Can you explain the security benefit specifically of changing the opcodes of the packets involved in the handshake? It's not clear to me. A new authentication scheme may or may not have benefits on its own, but changing the handshake message opcodes does not seem to make any difference to this.

> 
>>> No, it's different from -76, because the properties of the nonce/hash pattern are well known. The flaw with -76 is just what you describe: it's inventing new security patterns and is likely to have complicated flaws. Sticking to a well-known pattern is the right way to go.
>>>    
>> 
>> Nonce/hash is a well-known mechanism. But I do not believe there is a lot of knowledge on using it as a defense against cross-protocol attacks. Generally it is used as part of a challenge-response mechanism for authentication purposes, but authentication is not the goal here. There is no shared secret or public-private keypair involved.
>>  
> 
> Authentication is the goal here. The whole point of defeating a cross-protocol attack is authenticating both the client and the server as implementing the correct protocol. Once you've validated both sides as implementing websockets, then any attack is no longer a cross-protocol attack.
> 
> The shared "secret" is the "WebSocket" value in the hash. For server authentication, H(c-nonce, "WebSocket"), only a websocket server will ever produce that hash because on a websocket server has that "secret". SMTP cannot produce that response because it don't have that secret (and doesn't produce hashes at all, of course.)
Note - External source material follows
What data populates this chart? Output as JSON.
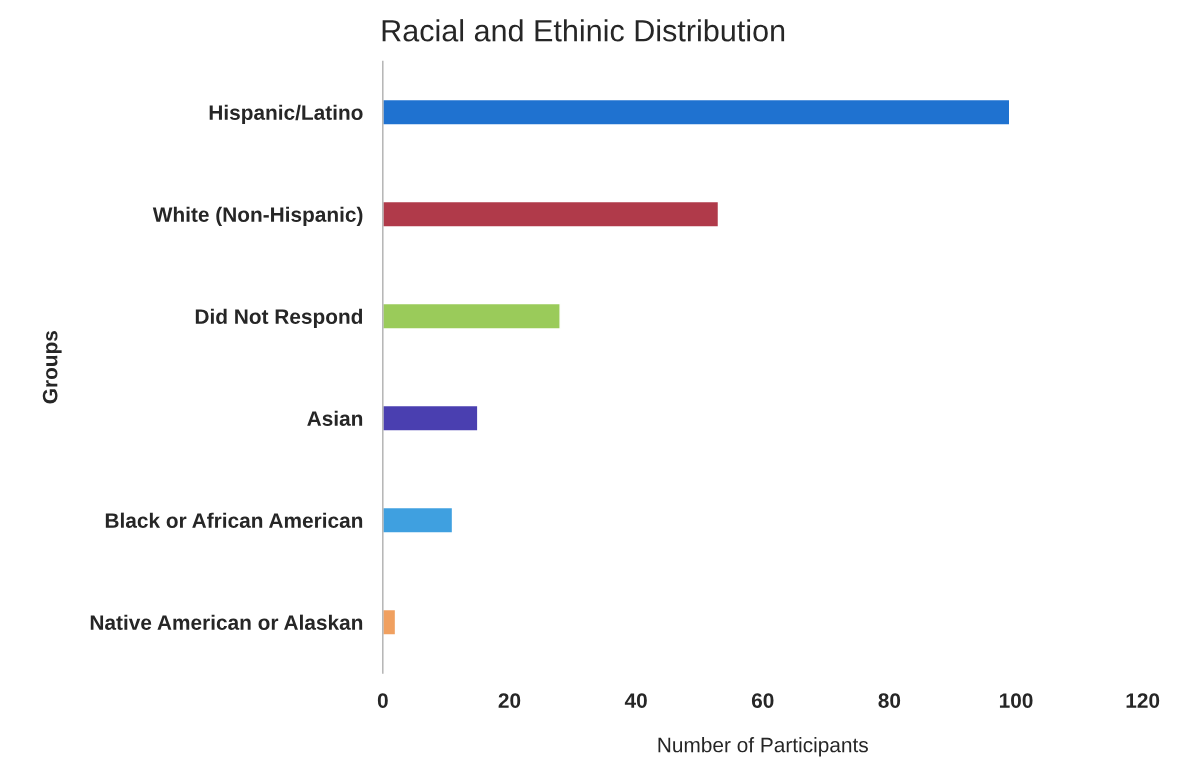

This does not seem like a classical authentication problem to me. There is no actual secret and no actual proof of identity. Rather, the cross-protocol defense provided depends on the presumed inability of stock servers or browser-hosted client code to send or meaningfully process particular messages. For example, the security of this scheme would be largely unaffected if the hash was not cryptographically secure, which is surely not the case with actual authentication schemes. Robustness against cross-protocol attacks is simply not the same problem.